The environment has caught everyone’s attention. Even the federal Conservatives have put on notice that their Clean Air Bill doesn’t measure up to electors’ expectations.
But I wonder what do we have to do to meet those changes?
How can one person make a significant change in the weather patterns? How can a single nation reverse the harm done by 202 other ones? In some ways, I feel almost helpless in reversing the course of man.
Al Gore in his documentary, “An Inconvenient Truth,” grabbed theatre-goers’ attention. In front of an audience at New York University’s law school, the former U.S. vice-president stated, “We are moving closer to several ‘tipping points’ that could, within as little as 10 years, make it impossible for us to avoid the irretrievable damage to the planet’s habitability for human civilization.”
They are pretty frightening words.
Prime Minister Stephen Harper asks the question about whether or not Canadians are prepared to make the sacrifices to reverse our polluting immediately, or if we are ready to do it over time.
In 2002, the federal government pledged to reduce greenhouse emissions to six percent below 1990 levels by 2012. But by 2005, Canada was exceeding 1990 levels by 34 percent when the government of the time introduced its budget to meet its earlier commitments.
What do we have to do? Are householders ready to turn down their furnaces in the winter to 17 C or turn up their thermostats to 28 C in the summer, or turn off air conditioners to reduce electrical consumption by coal-fired generation?
Auto manufacturers do have vehicles that can get 35-40 miles per gallon, yet Canadians have been slow to adopt those vehicles—choosing bigger, more powerful gas guzzlers instead.
Are we ready to abandon the use of snowmobiles, four-wheelers, personal watercraft, and power boats and opt for skiing, walking, rowing, and sailing.
We, as North Americans, are a strange lot. When pump prices rose dramatically following Hurricane Katrina in 2005, we drove less and created less greenhouse gas.
When electricity prices rose through the roof in California and even in Ontario, consumers chose to reduce household temperatures.
Do governments have to place higher taxes on those commodities to get us to reduce our pollution?
As we travel on winter vacations, either by driving or flying, we probably are creating huge amounts of greenhouse gasses. By vacationing less, and staying closer to home, that, too, would decrease greenhouse gas emissions.
In Ontario, wind farms are springing up and now those in the region of wind farms are applying the NIMBY (not in my back yard) rules. The government has proposed the building of new nuclear electrical generation stations, but Ontarians are resistant to nuclear-powered energy.
A great deal of the products consumers purchase come from Third World developing nations.

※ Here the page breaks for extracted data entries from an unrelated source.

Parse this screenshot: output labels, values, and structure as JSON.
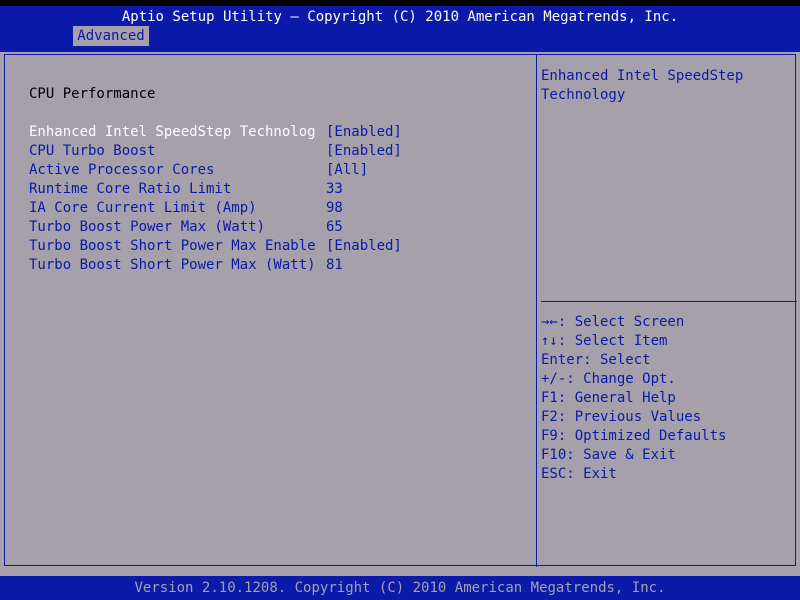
{
  "header": {
    "title": "Aptio Setup Utility – Copyright (C) 2010 American Megatrends, Inc.",
    "tabs": [
      {
        "label": "Advanced"
      }
    ]
  },
  "main": {
    "section_title": "CPU Performance",
    "settings": [
      {
        "label": "Enhanced Intel SpeedStep Technolog",
        "value": "[Enabled]"
      },
      {
        "label": "CPU Turbo Boost",
        "value": "[Enabled]"
      },
      {
        "label": "Active Processor Cores",
        "value": "[All]"
      },
      {
        "label": "Runtime Core Ratio Limit",
        "value": "33"
      },
      {
        "label": "IA Core Current Limit (Amp)",
        "value": "98"
      },
      {
        "label": "Turbo Boost Power Max (Watt)",
        "value": "65"
      },
      {
        "label": "Turbo Boost Short Power Max Enable",
        "value": "[Enabled]"
      },
      {
        "label": "Turbo Boost Short Power Max (Watt)",
        "value": "81"
      }
    ]
  },
  "help": {
    "text": "Enhanced Intel SpeedStep Technology"
  },
  "keys": [
    {
      "text": "→←: Select Screen"
    },
    {
      "text": "↑↓: Select Item"
    },
    {
      "text": "Enter: Select"
    },
    {
      "text": "+/-: Change Opt."
    },
    {
      "text": "F1: General Help"
    },
    {
      "text": "F2: Previous Values"
    },
    {
      "text": "F9: Optimized Defaults"
    },
    {
      "text": "F10: Save & Exit"
    },
    {
      "text": "ESC: Exit"
    }
  ],
  "footer": {
    "text": "Version 2.10.1208. Copyright (C) 2010 American Megatrends, Inc."
  },
  "colors": {
    "bios_blue": "#0b1aa8",
    "bios_gray": "#a5a0aa",
    "selected_text": "#ffffff"
  }
}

North American industries and retailers have sourced out those products and built factories to provide quality products to their North American customers at cheaper costs.
Many of those factories pay less and have to meet fewer government pollution regulations.
The products then are shipped to North America or Europe by ship or jet. The shipping distance adds to greenhouse gasses.
Would we pay substantially more to have North Americans manufacture the products and protect our world? I don’t know.
And that is the problem we face. Are we really serious about reducing greenhouse gasses? Are we ready to make those sacrifices and become a little less comfortable?